CUDA Kernel Compilation, Loading, and Execution in cudaz

cudaz provides a complete pipeline for running CUDA kernels from Zig: write your kernel in CUDA C, compile it to PTX at runtime using NVRTC, load the PTX into a Module, look up the kernel by name as a Function, and finally launch it with a LaunchConfig. Each stage is a distinct, composable step, so you can cache PTX between runs, pre-compile kernels at startup, or load PTX from disk — whichever fits your workflow.

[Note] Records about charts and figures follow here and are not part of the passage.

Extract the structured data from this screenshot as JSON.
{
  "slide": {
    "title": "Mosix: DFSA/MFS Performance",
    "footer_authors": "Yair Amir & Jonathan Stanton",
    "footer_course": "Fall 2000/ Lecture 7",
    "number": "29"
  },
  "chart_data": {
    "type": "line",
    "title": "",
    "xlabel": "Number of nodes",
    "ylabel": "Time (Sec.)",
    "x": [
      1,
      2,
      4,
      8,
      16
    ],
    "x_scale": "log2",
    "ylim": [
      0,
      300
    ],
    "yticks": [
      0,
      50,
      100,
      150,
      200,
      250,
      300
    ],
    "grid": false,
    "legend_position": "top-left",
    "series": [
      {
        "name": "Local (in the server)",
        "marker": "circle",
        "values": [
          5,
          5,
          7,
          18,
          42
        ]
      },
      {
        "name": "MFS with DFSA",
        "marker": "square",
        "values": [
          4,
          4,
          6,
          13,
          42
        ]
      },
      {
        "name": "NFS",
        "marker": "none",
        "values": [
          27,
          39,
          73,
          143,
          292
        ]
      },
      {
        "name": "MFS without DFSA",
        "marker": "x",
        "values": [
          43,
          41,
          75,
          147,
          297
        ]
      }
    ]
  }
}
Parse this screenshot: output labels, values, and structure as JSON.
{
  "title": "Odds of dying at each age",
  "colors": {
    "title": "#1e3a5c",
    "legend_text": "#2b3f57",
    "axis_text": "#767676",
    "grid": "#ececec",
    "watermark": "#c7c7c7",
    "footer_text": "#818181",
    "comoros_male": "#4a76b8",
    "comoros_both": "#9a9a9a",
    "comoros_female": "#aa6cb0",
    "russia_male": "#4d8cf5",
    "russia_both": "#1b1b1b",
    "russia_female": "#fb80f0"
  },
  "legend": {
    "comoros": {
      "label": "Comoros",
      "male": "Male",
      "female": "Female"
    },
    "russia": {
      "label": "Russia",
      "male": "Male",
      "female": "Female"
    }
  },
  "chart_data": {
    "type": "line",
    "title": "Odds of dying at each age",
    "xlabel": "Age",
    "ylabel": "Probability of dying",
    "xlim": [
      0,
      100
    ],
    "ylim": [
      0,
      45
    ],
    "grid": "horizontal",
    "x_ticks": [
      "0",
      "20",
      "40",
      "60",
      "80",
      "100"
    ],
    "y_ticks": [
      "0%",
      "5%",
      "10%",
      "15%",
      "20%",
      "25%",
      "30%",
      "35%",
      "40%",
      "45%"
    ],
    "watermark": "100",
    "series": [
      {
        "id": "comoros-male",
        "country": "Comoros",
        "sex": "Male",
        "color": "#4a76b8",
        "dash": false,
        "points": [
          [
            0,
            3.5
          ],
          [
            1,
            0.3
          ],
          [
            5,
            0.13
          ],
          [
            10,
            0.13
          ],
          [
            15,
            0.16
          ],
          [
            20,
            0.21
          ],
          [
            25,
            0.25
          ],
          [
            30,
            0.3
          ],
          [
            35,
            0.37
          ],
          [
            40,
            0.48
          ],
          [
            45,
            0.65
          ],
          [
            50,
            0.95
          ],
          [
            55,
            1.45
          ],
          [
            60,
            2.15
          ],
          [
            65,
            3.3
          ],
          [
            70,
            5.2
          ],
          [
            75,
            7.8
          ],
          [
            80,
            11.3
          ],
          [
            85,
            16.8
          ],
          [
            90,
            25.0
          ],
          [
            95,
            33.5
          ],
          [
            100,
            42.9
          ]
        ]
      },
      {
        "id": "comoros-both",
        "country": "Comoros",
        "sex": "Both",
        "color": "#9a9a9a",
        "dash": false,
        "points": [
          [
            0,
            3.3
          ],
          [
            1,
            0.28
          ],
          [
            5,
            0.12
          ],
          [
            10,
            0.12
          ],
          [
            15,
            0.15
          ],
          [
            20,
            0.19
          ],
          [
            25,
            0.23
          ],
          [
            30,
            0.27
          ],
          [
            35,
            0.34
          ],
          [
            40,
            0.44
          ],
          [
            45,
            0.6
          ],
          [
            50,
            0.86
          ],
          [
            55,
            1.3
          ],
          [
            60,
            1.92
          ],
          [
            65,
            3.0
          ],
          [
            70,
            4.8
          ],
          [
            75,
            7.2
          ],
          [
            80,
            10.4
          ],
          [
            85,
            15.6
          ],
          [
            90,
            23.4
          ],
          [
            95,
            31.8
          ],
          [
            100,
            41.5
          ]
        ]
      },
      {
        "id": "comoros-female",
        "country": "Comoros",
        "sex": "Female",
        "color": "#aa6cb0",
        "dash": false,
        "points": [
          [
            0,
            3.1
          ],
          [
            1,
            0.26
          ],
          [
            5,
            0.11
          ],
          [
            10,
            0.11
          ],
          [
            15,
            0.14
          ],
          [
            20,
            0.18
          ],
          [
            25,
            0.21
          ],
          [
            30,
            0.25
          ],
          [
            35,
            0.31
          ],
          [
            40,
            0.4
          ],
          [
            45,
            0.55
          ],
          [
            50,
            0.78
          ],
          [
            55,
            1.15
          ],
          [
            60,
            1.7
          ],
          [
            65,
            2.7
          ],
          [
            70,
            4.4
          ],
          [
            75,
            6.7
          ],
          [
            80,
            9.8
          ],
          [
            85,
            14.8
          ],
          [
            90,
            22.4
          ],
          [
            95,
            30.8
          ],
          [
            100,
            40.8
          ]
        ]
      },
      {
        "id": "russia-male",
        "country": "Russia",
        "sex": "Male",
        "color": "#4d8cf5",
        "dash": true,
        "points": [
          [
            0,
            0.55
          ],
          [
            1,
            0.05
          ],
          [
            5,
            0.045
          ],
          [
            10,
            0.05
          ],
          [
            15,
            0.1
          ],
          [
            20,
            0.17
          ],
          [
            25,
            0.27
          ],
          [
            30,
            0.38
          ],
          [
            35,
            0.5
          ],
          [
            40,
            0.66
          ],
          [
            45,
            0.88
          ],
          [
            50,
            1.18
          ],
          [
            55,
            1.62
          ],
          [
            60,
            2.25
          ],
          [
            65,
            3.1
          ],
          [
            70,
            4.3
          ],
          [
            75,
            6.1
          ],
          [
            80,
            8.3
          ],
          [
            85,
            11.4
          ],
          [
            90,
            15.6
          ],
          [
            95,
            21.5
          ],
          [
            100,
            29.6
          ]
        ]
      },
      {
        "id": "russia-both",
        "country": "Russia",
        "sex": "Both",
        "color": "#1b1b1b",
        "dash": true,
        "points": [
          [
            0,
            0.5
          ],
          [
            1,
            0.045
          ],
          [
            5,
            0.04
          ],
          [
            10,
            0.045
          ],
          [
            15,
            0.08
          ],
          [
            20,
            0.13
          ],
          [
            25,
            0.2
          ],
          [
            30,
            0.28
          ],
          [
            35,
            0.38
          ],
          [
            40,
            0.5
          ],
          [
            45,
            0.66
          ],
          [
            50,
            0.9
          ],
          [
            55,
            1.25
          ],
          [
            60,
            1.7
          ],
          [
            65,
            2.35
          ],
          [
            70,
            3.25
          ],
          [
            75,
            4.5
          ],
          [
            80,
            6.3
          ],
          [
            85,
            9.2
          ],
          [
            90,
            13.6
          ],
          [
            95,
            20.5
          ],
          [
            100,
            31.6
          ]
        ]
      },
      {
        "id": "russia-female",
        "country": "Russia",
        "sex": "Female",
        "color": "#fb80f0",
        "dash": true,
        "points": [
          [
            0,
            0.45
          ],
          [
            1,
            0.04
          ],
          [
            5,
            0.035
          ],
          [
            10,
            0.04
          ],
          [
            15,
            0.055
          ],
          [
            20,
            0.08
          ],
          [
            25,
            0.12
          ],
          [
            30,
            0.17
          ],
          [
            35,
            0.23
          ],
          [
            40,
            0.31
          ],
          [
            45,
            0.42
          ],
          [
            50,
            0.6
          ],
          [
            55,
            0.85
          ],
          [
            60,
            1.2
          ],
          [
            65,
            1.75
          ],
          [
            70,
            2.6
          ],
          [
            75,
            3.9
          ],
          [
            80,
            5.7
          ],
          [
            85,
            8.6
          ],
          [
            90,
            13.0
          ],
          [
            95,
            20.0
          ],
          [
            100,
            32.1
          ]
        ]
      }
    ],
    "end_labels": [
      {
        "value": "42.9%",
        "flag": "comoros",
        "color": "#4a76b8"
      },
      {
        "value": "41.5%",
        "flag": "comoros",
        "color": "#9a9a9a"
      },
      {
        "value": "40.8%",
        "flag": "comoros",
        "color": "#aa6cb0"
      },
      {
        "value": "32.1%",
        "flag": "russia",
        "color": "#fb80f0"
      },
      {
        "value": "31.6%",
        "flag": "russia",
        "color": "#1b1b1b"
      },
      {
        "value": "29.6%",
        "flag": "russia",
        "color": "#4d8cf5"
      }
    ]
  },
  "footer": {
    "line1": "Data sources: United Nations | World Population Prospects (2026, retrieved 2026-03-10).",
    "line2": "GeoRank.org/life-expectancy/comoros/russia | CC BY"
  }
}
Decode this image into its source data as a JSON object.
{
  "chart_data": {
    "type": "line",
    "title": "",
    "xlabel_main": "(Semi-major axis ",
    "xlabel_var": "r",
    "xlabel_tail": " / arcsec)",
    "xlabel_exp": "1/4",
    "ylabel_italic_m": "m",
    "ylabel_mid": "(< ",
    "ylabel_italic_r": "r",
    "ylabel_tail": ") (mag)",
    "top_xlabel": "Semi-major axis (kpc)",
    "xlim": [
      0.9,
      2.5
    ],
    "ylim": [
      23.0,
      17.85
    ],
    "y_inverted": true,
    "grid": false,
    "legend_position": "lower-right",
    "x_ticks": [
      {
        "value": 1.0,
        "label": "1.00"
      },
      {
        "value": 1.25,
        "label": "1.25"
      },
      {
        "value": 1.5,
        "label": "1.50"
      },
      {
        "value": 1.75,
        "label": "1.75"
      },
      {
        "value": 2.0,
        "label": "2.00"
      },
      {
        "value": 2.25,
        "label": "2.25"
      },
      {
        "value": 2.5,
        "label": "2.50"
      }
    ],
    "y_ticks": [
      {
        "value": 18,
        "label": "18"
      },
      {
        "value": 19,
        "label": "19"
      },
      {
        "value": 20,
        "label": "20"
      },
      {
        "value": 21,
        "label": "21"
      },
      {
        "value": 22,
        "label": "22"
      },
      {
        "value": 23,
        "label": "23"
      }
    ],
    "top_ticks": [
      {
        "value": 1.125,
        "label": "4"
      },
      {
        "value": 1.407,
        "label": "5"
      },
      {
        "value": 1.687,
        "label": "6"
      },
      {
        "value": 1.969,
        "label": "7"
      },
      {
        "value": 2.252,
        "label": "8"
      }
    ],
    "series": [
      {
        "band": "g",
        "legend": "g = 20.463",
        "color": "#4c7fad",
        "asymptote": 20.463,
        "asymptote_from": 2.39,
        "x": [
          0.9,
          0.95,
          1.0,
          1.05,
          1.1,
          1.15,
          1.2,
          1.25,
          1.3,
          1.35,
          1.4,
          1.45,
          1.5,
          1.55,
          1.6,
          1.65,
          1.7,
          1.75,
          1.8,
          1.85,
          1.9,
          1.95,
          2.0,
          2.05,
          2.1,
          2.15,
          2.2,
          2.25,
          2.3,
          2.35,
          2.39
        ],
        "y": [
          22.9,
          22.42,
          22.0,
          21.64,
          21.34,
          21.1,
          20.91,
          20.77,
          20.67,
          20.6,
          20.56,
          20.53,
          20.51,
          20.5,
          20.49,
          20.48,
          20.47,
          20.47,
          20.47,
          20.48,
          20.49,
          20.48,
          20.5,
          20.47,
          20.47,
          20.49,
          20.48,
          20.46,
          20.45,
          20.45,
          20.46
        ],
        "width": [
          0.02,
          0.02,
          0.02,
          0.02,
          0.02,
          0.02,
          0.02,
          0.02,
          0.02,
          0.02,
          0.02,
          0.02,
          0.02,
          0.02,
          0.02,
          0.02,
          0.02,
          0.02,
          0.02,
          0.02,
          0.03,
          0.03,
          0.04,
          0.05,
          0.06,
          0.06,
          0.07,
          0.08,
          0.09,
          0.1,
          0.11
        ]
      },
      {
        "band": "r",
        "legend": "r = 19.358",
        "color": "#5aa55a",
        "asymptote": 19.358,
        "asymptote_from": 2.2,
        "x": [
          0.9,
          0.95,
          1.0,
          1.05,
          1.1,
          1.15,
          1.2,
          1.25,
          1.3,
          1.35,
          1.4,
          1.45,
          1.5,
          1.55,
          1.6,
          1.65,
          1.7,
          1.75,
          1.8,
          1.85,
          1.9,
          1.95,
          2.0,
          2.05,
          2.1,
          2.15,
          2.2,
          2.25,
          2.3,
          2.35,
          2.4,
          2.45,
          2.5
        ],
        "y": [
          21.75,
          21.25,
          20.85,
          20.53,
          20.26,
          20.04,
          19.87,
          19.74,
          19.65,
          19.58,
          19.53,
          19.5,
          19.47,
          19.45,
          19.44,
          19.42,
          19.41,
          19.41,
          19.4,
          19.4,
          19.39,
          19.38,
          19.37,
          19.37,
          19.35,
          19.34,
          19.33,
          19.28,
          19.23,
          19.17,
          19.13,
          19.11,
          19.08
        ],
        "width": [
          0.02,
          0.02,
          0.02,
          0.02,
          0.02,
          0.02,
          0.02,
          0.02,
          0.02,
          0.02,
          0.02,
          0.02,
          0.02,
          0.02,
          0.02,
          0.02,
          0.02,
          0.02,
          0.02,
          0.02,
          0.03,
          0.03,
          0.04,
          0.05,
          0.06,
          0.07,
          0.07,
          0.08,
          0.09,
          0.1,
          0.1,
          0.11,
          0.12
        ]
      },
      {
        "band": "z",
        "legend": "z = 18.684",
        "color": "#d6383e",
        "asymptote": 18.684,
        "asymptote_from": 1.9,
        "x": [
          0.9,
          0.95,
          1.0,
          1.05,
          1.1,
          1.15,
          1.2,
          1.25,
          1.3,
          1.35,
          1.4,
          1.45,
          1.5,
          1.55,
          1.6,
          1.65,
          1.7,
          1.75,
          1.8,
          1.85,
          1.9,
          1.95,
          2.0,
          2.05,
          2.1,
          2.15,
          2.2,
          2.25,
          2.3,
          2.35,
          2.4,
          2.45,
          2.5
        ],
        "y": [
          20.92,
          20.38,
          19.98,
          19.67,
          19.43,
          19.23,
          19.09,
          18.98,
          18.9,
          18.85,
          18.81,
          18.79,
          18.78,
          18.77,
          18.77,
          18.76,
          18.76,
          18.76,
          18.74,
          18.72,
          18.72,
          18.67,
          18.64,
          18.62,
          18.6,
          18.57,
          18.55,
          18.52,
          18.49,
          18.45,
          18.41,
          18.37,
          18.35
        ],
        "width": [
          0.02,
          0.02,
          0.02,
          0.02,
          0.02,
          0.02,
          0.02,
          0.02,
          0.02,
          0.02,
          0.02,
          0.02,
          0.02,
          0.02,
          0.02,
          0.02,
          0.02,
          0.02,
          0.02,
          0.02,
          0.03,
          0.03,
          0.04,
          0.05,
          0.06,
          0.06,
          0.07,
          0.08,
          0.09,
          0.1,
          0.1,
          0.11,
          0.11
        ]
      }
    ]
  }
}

The `Module` and `Function` Types

Module wraps a CUmodule and represents a compiled PTX image loaded onto the device. You obtain a Module by calling one of the Device.loadPtx* functions. Function wraps a CUfunction and represents a single kernel entry point within a module. You obtain a Function by calling module.getFunc("kernel_name"). Neither type manages its own lifetime — unloading a module is left to future cudaz versions. In practice, modules are typically kept alive for the full duration of the program.

Compiling CUDA Kernels with `Compile`

The Compile module wraps NVRTC (NVIDIA Runtime Compilation) and turns CUDA C source into a PTX string at runtime. Both functions return [:0]const u8 — a sentinel-terminated PTX string that the caller must free with the same allocator.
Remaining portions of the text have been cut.